Plasmodium protozoa, the source of malarial infections, catabolize large quantities of hemoglobin during an intraerythrocytic phase. During this process, free heme is detoxified through biomineralization into an insoluble heme aggregate, hemozoin (Hz). In its native state, Hz is associated with a variety of lipid peroxidation products including 4-hydroxy-2-nonenal (HNE).
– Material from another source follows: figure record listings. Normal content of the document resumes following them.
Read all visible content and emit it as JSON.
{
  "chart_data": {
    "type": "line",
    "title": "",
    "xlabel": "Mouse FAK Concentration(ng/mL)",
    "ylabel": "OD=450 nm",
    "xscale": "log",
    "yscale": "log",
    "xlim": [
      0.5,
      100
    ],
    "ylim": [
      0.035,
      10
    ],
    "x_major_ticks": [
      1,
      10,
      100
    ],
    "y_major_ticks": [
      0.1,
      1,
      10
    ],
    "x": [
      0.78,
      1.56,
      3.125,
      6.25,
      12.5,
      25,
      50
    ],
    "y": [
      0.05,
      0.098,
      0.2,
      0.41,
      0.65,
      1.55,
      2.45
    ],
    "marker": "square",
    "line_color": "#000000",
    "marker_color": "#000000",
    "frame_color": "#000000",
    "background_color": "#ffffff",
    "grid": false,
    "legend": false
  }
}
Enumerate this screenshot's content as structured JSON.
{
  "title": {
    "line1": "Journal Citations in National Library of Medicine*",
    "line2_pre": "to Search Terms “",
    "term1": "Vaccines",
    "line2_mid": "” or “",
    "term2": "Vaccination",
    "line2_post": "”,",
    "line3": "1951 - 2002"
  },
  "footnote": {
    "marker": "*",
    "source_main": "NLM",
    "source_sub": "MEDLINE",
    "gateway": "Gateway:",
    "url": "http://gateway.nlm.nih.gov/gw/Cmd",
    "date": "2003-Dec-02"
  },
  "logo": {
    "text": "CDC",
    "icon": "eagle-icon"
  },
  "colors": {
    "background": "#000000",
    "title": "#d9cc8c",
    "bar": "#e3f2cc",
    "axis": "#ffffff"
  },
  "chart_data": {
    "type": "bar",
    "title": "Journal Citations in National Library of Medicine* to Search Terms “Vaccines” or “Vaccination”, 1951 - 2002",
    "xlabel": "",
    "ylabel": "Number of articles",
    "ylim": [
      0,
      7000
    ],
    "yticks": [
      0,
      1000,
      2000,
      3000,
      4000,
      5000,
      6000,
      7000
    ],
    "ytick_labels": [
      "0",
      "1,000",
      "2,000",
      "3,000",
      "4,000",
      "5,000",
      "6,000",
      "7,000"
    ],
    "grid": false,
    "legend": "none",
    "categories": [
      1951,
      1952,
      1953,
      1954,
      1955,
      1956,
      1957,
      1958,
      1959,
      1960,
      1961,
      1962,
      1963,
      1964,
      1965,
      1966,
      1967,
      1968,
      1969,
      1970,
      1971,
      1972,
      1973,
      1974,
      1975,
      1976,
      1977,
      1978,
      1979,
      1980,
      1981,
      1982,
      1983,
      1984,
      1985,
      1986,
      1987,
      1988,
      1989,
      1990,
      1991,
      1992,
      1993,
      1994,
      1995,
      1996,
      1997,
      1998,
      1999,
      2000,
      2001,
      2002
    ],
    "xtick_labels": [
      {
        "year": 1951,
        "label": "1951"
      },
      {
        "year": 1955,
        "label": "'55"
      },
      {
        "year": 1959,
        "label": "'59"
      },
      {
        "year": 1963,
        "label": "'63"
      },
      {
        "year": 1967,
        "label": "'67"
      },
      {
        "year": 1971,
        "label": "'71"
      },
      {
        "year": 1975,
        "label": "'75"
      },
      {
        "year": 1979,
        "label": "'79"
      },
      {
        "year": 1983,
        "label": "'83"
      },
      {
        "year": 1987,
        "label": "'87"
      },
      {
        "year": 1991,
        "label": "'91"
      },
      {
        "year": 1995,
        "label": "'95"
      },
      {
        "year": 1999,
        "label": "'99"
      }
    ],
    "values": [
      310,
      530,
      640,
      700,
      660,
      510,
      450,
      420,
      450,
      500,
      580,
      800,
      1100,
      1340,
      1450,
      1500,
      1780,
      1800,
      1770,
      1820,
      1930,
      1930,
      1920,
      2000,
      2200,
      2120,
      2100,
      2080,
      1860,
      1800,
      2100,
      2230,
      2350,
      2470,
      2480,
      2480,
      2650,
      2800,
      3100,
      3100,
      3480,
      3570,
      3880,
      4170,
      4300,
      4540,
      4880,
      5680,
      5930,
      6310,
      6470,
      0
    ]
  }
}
In the present study, gene expression profiles were used to compare responses to two of the individual components of Hz in a model macrophage cell line. LPS-stimulated RAW 264.7 cells were exposed to HNE and the synthetic form of Hz, beta-hematin (BH), for 6 or 24 h. Microarray analysis identified alterations in gene expression induced by exposure to HNE and opsonized BH (fold change, > or = 1.8; p value, < or = 0.01). Patterns of gene expression were compared to changes induced by an opsonized control latex bead challenge in LPS-stimulated cells and revealed that the BH response was predominantly phagocytic. Ingenuity Pathway Analysis demonstrated that HNE mediated a short-term oxidative stress response and had a prolonged effect on the expression of genes associated with categories of "Cell Cycle", "Cellular Assembly and Organization", "DNA Replication, Recombination, and Repair", and "Cellular Development". Comparisons of expression changes caused by BH and HNE with those observed during malarial infection suggest that BH and HNE are involved in inflammatory response modulation, altered NF-kappaB signal transduction, extracellular matrix (ECM) degradation, and dyserythropoiesis. HNE exposure led to several significant steady-state expression changes including repressed chemokine (C-C motif) ligand 5 (Ccl5), indicative of dyserythropoiesis, and a severe matrix metalloproteinase 9 (Mmp9)/tissue inhibitor of metalloproteinase 1 (Timp1) imbalance in favor of ECM proteolysis.